Currently prosecutors tend to ask for a three-month jail term if no harm is caused
A Palestinian child throws a stone towards Israeli forces during clashes between Palestinian protesters and security forces (AFP)

An Israeli ministerial legal committee has approved a controversial amendment that would make it easier to jail stone throwers for up to 10 years.

The amendment, proposed by Justice Minister Ayelet Shaked of the far-right Jewish Home party, would add another tier to an older bill already under consideration.

The existing drive to tighten sentences was initiated last November under former Justice Minister Tzipi Livni and called for allowing stone-throwers to be jailed for up to 20 years. However, it required prosecutors to prove the “intent to harm an individual” in order to push for the lengthy sentence – this proof of intent would be seriously diluted if the new amendment is passed.

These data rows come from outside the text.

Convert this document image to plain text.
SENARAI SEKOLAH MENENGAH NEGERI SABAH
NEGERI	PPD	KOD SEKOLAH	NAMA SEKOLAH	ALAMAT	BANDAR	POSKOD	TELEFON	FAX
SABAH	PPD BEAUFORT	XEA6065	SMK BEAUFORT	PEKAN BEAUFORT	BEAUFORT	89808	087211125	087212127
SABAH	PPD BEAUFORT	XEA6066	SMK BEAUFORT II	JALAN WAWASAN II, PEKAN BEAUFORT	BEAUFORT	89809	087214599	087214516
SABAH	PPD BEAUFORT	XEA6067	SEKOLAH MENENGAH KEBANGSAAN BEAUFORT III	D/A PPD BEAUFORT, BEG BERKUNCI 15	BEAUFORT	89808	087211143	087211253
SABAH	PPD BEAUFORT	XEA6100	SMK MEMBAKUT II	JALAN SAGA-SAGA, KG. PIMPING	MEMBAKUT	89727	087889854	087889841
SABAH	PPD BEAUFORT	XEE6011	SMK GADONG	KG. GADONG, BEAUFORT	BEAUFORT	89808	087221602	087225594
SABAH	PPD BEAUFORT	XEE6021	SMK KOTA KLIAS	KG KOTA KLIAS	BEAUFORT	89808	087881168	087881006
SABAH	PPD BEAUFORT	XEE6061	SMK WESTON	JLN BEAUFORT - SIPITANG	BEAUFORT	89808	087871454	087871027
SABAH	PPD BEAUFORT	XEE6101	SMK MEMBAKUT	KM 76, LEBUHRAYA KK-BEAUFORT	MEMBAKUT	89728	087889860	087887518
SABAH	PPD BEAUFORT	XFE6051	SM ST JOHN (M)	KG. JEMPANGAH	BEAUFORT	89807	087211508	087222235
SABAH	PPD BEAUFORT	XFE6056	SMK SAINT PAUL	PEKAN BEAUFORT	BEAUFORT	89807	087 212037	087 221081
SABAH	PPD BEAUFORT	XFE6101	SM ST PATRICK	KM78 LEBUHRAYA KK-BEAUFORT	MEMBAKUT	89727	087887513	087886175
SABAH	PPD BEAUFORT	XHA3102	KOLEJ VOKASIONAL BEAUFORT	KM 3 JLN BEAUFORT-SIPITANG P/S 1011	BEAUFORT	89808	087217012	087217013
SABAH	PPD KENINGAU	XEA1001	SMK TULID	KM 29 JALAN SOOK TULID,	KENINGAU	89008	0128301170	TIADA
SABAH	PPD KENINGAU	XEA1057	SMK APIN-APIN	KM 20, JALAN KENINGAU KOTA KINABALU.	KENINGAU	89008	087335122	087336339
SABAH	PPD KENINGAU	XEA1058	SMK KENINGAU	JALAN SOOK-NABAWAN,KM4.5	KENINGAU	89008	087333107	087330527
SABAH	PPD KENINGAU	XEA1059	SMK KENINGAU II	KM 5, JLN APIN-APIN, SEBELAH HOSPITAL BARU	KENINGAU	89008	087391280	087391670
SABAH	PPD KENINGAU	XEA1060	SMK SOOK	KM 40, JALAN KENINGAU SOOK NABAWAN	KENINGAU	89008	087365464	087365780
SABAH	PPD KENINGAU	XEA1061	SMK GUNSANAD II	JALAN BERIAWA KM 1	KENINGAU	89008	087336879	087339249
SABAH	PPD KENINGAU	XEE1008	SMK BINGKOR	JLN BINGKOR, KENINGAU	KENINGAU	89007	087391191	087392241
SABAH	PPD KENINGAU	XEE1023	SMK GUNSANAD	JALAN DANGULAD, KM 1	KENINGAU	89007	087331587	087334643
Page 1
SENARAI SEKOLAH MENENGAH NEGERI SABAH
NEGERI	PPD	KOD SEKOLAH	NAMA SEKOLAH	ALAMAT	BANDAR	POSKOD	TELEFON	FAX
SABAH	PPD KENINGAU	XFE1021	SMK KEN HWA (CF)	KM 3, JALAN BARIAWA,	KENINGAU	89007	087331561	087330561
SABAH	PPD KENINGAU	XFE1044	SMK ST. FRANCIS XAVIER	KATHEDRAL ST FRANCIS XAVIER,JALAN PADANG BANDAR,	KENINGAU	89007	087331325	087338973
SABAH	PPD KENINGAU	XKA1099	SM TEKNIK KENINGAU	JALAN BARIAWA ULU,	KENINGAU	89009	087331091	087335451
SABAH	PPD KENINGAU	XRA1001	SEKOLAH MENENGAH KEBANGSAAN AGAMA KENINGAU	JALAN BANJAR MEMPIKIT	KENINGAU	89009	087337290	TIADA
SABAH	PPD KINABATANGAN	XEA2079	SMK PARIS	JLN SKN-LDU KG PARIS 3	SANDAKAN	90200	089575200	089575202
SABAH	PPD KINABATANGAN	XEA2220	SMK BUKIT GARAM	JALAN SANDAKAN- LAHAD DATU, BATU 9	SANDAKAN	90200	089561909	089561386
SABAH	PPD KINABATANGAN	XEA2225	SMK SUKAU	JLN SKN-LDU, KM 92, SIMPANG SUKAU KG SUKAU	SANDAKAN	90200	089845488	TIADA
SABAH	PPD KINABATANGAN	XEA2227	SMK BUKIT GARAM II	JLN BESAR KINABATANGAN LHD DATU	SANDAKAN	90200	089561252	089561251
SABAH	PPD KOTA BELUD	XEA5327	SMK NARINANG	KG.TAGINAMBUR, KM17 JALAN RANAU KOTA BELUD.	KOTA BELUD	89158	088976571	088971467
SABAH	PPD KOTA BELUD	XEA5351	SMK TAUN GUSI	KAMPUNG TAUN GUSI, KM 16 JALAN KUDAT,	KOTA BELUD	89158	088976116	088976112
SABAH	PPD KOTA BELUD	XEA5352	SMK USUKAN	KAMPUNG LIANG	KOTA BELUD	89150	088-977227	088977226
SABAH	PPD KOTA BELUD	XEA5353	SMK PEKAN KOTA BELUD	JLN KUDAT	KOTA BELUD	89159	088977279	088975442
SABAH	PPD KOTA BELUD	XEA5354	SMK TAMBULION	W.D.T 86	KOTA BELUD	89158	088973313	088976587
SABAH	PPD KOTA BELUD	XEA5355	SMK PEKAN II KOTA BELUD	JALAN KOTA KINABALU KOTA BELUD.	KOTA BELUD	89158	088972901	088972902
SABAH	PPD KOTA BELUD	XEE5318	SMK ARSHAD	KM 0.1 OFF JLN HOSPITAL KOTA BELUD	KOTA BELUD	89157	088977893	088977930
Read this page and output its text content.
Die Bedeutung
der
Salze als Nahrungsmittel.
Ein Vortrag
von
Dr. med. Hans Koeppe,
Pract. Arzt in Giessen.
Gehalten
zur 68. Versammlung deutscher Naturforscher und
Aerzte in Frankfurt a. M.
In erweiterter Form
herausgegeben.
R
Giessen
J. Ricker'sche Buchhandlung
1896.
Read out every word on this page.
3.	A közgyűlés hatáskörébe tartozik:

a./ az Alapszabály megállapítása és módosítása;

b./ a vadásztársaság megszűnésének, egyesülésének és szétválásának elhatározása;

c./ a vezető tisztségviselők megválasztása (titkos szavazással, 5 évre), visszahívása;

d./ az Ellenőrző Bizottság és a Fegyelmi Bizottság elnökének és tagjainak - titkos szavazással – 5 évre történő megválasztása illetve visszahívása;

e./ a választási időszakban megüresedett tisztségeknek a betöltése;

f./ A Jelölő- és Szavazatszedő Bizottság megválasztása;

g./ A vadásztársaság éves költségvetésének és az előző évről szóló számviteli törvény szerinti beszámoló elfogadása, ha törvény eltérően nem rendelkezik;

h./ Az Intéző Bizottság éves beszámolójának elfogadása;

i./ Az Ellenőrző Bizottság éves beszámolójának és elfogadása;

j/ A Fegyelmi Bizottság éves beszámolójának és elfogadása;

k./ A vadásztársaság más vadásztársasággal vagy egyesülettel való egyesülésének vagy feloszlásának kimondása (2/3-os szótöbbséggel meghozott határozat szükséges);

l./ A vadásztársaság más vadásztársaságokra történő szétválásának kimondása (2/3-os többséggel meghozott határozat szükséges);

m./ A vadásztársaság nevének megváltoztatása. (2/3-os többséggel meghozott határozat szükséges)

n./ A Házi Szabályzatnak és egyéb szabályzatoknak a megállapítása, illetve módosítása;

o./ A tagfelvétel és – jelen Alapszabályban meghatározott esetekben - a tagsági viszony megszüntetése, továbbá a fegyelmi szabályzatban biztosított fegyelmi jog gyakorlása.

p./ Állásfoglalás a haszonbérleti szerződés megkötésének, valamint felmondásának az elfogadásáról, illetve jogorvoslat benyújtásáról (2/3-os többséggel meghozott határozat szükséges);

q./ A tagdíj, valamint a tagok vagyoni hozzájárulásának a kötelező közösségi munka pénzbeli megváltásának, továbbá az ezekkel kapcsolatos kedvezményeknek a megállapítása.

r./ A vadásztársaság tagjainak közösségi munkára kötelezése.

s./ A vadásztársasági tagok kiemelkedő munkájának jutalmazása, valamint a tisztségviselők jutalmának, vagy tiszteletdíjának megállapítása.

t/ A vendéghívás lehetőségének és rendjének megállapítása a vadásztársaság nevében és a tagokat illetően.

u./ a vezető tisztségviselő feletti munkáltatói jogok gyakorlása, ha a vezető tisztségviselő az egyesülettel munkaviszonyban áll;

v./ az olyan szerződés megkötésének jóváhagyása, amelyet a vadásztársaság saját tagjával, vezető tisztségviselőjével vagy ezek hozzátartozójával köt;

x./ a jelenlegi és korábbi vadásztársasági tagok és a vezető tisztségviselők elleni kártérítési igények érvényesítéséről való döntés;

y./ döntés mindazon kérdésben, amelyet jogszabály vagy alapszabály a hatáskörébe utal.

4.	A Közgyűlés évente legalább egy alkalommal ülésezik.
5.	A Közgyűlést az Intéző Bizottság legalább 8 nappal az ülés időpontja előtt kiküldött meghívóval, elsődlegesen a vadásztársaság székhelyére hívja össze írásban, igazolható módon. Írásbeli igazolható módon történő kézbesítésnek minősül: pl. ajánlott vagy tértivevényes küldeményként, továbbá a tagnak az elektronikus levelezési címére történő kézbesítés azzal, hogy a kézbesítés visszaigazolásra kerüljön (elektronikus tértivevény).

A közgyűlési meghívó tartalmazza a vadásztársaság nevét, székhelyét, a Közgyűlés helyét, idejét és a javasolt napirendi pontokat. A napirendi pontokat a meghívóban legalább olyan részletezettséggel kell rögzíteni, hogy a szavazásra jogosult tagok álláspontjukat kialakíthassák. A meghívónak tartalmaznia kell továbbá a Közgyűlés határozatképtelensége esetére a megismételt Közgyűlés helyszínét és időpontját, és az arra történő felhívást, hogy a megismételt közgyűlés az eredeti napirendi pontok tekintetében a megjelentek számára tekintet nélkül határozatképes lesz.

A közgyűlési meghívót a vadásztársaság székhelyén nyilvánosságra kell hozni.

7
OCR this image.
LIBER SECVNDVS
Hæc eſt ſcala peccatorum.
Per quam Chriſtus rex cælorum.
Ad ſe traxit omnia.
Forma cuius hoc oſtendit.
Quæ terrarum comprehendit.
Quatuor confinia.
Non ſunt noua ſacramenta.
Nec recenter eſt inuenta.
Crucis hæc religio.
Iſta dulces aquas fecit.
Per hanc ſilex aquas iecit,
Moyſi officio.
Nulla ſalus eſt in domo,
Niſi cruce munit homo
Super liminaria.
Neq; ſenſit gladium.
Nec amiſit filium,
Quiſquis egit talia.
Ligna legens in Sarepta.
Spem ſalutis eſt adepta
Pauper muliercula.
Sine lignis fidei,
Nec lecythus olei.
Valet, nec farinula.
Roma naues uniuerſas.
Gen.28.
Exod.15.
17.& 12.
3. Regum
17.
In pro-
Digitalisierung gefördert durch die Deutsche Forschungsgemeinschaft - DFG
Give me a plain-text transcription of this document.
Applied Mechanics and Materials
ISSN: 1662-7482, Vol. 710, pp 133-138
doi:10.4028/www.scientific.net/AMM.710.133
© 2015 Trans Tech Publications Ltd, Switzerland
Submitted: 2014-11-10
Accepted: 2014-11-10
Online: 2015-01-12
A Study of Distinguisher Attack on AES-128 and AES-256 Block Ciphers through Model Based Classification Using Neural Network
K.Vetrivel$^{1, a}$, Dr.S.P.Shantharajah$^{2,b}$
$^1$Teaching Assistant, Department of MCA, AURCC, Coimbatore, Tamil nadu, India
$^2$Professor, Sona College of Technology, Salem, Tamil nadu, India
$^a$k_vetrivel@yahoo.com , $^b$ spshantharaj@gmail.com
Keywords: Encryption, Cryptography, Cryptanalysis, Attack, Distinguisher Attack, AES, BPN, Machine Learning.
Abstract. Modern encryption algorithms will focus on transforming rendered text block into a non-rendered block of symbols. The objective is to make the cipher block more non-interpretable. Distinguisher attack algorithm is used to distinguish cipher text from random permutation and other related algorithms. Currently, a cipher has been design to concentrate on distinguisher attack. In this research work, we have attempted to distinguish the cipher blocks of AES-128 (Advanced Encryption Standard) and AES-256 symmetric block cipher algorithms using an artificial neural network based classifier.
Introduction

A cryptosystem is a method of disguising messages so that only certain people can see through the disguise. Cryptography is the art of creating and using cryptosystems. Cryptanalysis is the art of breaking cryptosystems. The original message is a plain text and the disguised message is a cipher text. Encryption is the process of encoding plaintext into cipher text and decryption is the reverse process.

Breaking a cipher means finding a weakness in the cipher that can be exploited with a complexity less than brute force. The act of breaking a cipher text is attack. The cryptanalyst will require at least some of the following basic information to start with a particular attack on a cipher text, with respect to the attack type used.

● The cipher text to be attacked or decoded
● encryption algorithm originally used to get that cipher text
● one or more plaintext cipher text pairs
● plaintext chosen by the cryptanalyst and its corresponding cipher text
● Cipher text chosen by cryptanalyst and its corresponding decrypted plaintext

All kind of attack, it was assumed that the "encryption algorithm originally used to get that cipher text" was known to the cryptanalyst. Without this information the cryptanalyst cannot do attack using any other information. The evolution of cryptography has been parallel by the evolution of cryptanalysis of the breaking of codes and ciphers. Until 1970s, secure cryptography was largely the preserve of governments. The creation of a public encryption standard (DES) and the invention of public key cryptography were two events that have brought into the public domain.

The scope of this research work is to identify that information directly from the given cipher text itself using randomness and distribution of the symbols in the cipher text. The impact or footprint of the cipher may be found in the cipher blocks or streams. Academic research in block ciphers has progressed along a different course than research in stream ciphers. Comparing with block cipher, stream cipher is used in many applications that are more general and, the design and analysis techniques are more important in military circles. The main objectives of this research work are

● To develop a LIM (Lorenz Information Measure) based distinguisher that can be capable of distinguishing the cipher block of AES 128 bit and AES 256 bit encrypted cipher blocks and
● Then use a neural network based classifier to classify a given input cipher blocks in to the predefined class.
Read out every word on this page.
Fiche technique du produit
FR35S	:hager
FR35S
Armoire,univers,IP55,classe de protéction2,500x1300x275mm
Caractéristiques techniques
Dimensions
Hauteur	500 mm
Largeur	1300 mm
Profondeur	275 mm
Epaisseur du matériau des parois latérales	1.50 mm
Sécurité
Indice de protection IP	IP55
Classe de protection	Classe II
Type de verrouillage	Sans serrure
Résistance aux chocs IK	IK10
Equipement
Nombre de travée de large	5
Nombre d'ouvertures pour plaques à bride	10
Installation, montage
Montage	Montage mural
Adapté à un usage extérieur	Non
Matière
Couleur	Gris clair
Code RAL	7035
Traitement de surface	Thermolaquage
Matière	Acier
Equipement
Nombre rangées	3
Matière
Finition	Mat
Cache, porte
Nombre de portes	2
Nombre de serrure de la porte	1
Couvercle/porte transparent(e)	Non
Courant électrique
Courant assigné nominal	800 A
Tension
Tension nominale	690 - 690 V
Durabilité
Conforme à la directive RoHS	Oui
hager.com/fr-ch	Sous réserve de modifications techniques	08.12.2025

The new version - which still needs to pass several parliamentary stages before becoming official - instead requires prosecutors only to prove that “throwing stones or other objects at travelling vehicles in a manner that could endanger the passenger’s safety or harm the vehicle” in order to ask for a 10-year jail term.

The original bill was not finalised by the time the parliament was dissolved ahead of the 17 March snap elections but now looks slated to be fast-tracked through to the final vote in parliament where the coalition led by Prime Minister Benjamin Netanyahu holds 61 out of the 120 seats.  

Shaked, who presented the bill and heads the ministerial committee for legislation that approved it, noted that stone-throwers were currently receiving “very soft punishments compared to their crimes”, since intent was difficult to prove.

“The amendment to the law effectively places the responsibility on the stone-thrower and not the prosecutor,” she wrote on her Facebook page. “Anyone who throws stones at cars or people has to assume someone will get hurt.”

Currently, Israeli prosecutors tend to seek sentences of no more than three months for rock-throwing that does not cause serious injury.

Palestinian officials have been quick to condemn the latest amendment.

“When it comes to the Palestinians and Israelis, Israel has two different judicial systems. One is applicable to Israeli citizens and the other for Palestinians,” Maen Rashid Areikat, the chief of Palestinian Liberation Organisation Delegation in Washington DC, told Al Jazeera.

“I don't think it [the bill] will have any effect on Israelis, because it is, in terms of content, only applicable to Palestinians. It is discriminatory, singling out Palestinians.”

Palestinians target Israeli cars on West Bank roads with stones on an almost daily basis, and clashes between Palestinians and Israeli police in the West Bank and east Jerusalem tend to involve stone-throwing.

The original legislation was promoted by a wave of violent Palestinian protests in Jerusalem in 2014 that included frequent stone-throwing at the city’s light railway.

These demonstrations erupted after the kidnapping and killing of a Palestinian teen in the city in July. Three Israelis are accused of murdering him in revenge for the deaths of three Jewish teenagers killed in the occupied West Bank.